Melihat separuh dari empat pujangga besar berhasil digerakkan hatinya oleh ucapan mereka Boe Wie Tootiang sadar bila keadaan ini terlalu dipaksakan maka akibatnya malah tidak baik, karena itu segera ujarnya, “Silahkan kalian berempat rundingkan persoalan ini dengan hati tenang, mungkin suatu hari bisa memperoleh satu pendapat yang seragam. Pinto sekalian tak berani terlalu memaksa.”

“Baiklah” kata Coe Boen Ciang kemudian sambil bangkit berdiri. “Selesai kami rundingkan persoalan ini, keputusan kami berempat segera akan kami sampaikan kepada cuwi!”

“Kita berjumpa lagi ditempat ini tiga hari kemudian” sahut Soen Put shia. “Rasanya waktu selama tiga hari lebih dari cukup bagi cuwi sekalian untuk membicarakan persoalan ini.”

“Cukup…. cukup…. tiga hari memang sudah cukup” jawab Coe Boen Ciang cepat. “Baiklah, kita tetapkan begini saja, entah bagaimanakah hasil perundingan kami nanti, tiga hari kemudian kami pasti akan datang memenuhi janji.”

Selesai berkata ia lantas melangkah pergi.

Chin Soe Teng, Yoe Coe Ching serta Kho Soe Thong segera bangkit berdiri dan berlalu mengikuti dibelakang saudara angkatnya.

Memandang bayangan punggung empat pujangga besar dunia persilatan itu, Soen Put shia gelengkan kepalanya sambil menghela napas panjang, katanya, “Keempat orang ini betul-betul kolot dan keras kepala, meskipun aku sipengemis tua sudah banyak menjumpai manusia-manusia yang bertabiat-tabiat kukoay, tapi belum pernah kujumpai manusia seaneh empat pujangga besar dari dunia persilatan ini.”

Siauw Ling pun menghela napas panjang.

“Tingkah laku keempat orang pujangga besar itu membuat akupun dibikin jadi bingung dan tidak habis mengerti, perbedaan antara baik dan busuk, mulia dan jahatpun ternyata sudah mereka campur baurkan tidak karuan. Aaai….! kita bicarakan mengenai keempat orang itu saja, bukan saja mereka menjauhkan diri dari persilatan Bulim bahkan tiada minat sama sekali untuk mencari nama maupun kedudukan, tetapi kepandaian silat mereka amat lihay, justru karena itulah mereka disebut empat pujangga besar dunia persilatan….”

Ia mendongak dan tarik napas panjang-panjang, kemudian terusnya, “Ditinjau dari mereka yang tidak terlalu membedakan antara budi dan dendam, serta tindakannya yang jauh berbeda dengan kaum persilatan pada umumnya mengenai pandangan terhadap sakit hati.
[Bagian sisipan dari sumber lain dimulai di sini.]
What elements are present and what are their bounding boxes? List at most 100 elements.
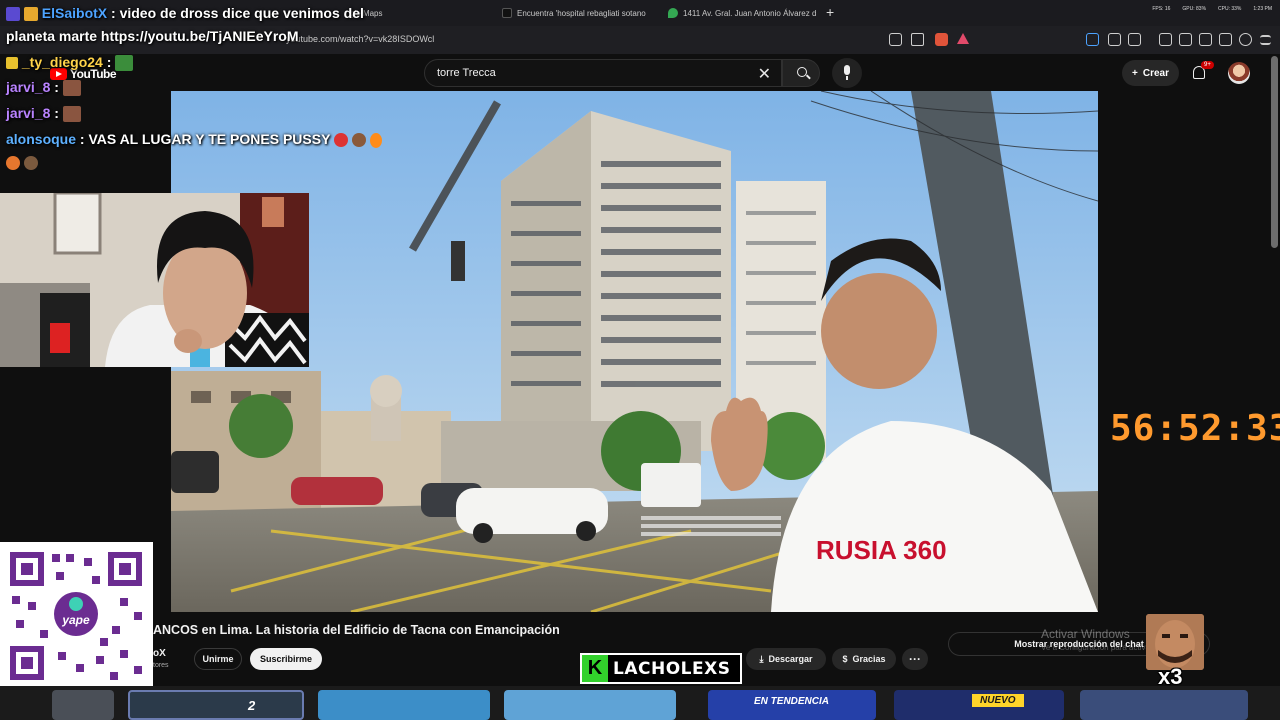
thumbnail[interactable]: 2 [128, 690, 304, 720]
face-emote-icon [62, 80, 81, 97]
thumbnail[interactable] [1080, 690, 1248, 720]
avatar[interactable] [1228, 62, 1250, 84]
sidebar-icon[interactable] [1179, 33, 1192, 46]
rewards-icon[interactable] [957, 33, 969, 44]
mic-icon[interactable] [832, 58, 862, 88]
windows-activation-title: Activar Windows [1041, 627, 1130, 641]
extensions-icon[interactable] [1108, 33, 1121, 46]
new-tab-button[interactable]: + [826, 4, 834, 20]
thumbnail-new[interactable]: NUEVO [894, 690, 1064, 720]
search-icon [797, 67, 807, 77]
share-icon[interactable] [911, 33, 924, 46]
brave-shield-icon[interactable] [935, 33, 948, 46]
video-title: ANCOS en Lima. La historia del Edificio … [153, 623, 560, 637]
channel-subscriber-count: tores [153, 662, 169, 669]
thumbnail-trending[interactable]: EN TENDENCIA [708, 690, 876, 720]
thumbnail-number: 2 [248, 698, 256, 713]
url-field[interactable]: youtube.com/watch?v=vk28ISDOWcl [286, 34, 434, 44]
video-player[interactable]: RUSIA 360 [171, 91, 1098, 612]
clock: 1:23 PM [1253, 6, 1272, 12]
vpn-icon[interactable] [1239, 33, 1252, 46]
download-label: Descargar [768, 654, 813, 664]
thanks-icon: $ [842, 654, 848, 664]
thumbnail-label: EN TENDENCIA [754, 696, 830, 707]
search-box[interactable]: torre Trecca ✕ [424, 59, 782, 87]
chat-message: alonsoque : VAS AL LUGAR Y TE PONES PUSS… [6, 131, 382, 148]
fps-stat: FPS: 16 [1152, 6, 1171, 12]
emoji-icon [6, 156, 20, 171]
chat-username: _ty_diego24 [21, 54, 103, 70]
badge-icon [6, 7, 20, 22]
chat-text: : [50, 105, 59, 121]
svg-text:RUSIA 360: RUSIA 360 [816, 535, 947, 565]
chat-message: ElSaibotX : video de dross dice que veni… [6, 5, 364, 22]
chat-emotes [6, 154, 38, 171]
yape-qr-code: yape [0, 542, 153, 690]
more-actions-button[interactable]: ··· [902, 648, 928, 670]
yape-label: yape [61, 613, 90, 627]
thanks-button[interactable]: $ Gracias [832, 648, 896, 670]
menu-icon[interactable] [1260, 35, 1271, 45]
angry-emoji-icon [334, 133, 349, 148]
leo-icon[interactable] [1219, 33, 1232, 46]
chat-message: planeta marte https://youtu.be/TjANIEeYr… [6, 28, 298, 44]
system-stats: FPS: 16 GPU: 83% CPU: 33% 1:23 PM [1152, 6, 1272, 12]
chat-message: _ty_diego24 : [6, 54, 134, 72]
lacholexs-k-mark: K [582, 655, 608, 682]
face-emote-icon [62, 106, 81, 123]
webcam-overlay [0, 193, 309, 367]
close-icon[interactable]: ✕ [758, 64, 771, 84]
music-icon[interactable] [1159, 33, 1172, 46]
tiktok-icon [502, 8, 512, 18]
screen: gle Maps Encuentra 'hospital rebagliati … [0, 0, 1280, 720]
reaction-cam [1146, 614, 1204, 670]
gpu-stat: GPU: 83% [1182, 6, 1207, 12]
tab-label: Encuentra 'hospital rebagliati sotano [517, 8, 646, 18]
chat-username: jarvi_8 [6, 105, 51, 121]
fire-emoji-icon [369, 132, 382, 148]
thumbnail-label: NUEVO [972, 694, 1024, 707]
scrollbar[interactable] [1271, 56, 1278, 248]
join-button[interactable]: Unirme [194, 648, 242, 670]
plus-icon: + [1132, 67, 1138, 79]
screenshot-icon[interactable] [1128, 33, 1141, 46]
poop-emoji-icon [351, 133, 366, 148]
search-button[interactable] [782, 59, 820, 87]
lacholexs-wordmark: LACHOLEXS [613, 658, 731, 679]
youtube-header: YouTube torre Trecca ✕ + Crear 9+ [0, 54, 1280, 92]
chat-text: planeta marte https://youtu.be/TjANIEeYr… [6, 28, 299, 44]
speaker-icon[interactable] [1086, 33, 1099, 46]
thumbnail[interactable] [504, 690, 676, 720]
flag-emote-icon [115, 55, 134, 72]
chat-text: : [50, 79, 59, 95]
thumbnail[interactable] [52, 690, 114, 720]
chat-text: : video de dross dice que venimos del [107, 5, 364, 21]
chat-message: jarvi_8 : [6, 105, 81, 123]
cpu-stat: CPU: 33% [1218, 6, 1242, 12]
channel-name[interactable]: oX [153, 648, 166, 659]
chat-message: jarvi_8 : [6, 79, 81, 97]
cast-icon[interactable] [889, 33, 902, 46]
create-button[interactable]: + Crear [1122, 60, 1179, 86]
chat-username: jarvi_8 [6, 79, 51, 95]
subscribe-button[interactable]: Suscribirme [250, 648, 322, 670]
tab-maps-address[interactable]: 1411 Av. Gral. Juan Antonio Álvarez d [668, 3, 818, 23]
thumbnail[interactable] [318, 690, 490, 720]
tab-label: 1411 Av. Gral. Juan Antonio Álvarez d [683, 8, 817, 18]
download-button[interactable]: ⤓ Descargar [746, 648, 826, 670]
notification-badge: 9+ [1201, 61, 1214, 69]
stream-timer: 56:52:33 [1110, 408, 1280, 449]
chat-username: alonsoque [6, 131, 77, 147]
emoji-icon [23, 156, 38, 171]
chat-text: : [102, 54, 112, 70]
search-input[interactable]: torre Trecca [437, 67, 496, 79]
download-icon: ⤓ [759, 653, 764, 664]
recommendations-row: 2 EN TENDENCIA NUEVO [0, 686, 1280, 720]
map-pin-icon [668, 8, 678, 18]
wallet-icon[interactable] [1199, 33, 1212, 46]
crown-icon [6, 57, 18, 70]
create-label: Crear [1142, 67, 1169, 79]
chat-text: : VAS AL LUGAR Y TE PONES PUSSY [76, 131, 331, 147]
lacholexs-logo: K LACHOLEXS [580, 653, 742, 684]
tab-tiktok-search[interactable]: Encuentra 'hospital rebagliati sotano [502, 3, 652, 23]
Mereka memang pantas kalau disebut sebagai pujangga besar, tetapi sikap mereka yang tidak bisa membedakan terhadap mana yang penting dan mana yang tidak, apakah juga termasuk tindakan seorang pujangga.”

“Nama kosong hanya akan menjerumuskan orang saja” kata Boe Wie Tootiang dari samping. “Andaikata mereka tidak mempunyai julukan sebagai empat pujangga besar, maka nanti tingkah laku mereka begitu sabar dan tahan penderitaan. Persoalan ini merupakan satu kejadian yang rumit, sekalipun dipandang dari luaran mereka berempat tidak membutuhkan nama atau kedudukan, namun dalam kenyataannya tindak tanduk serta langkah-langkah yang diambil keempat orang itu bukan lain adalah untuk melindungi nama baik empat pujangga besar itu!”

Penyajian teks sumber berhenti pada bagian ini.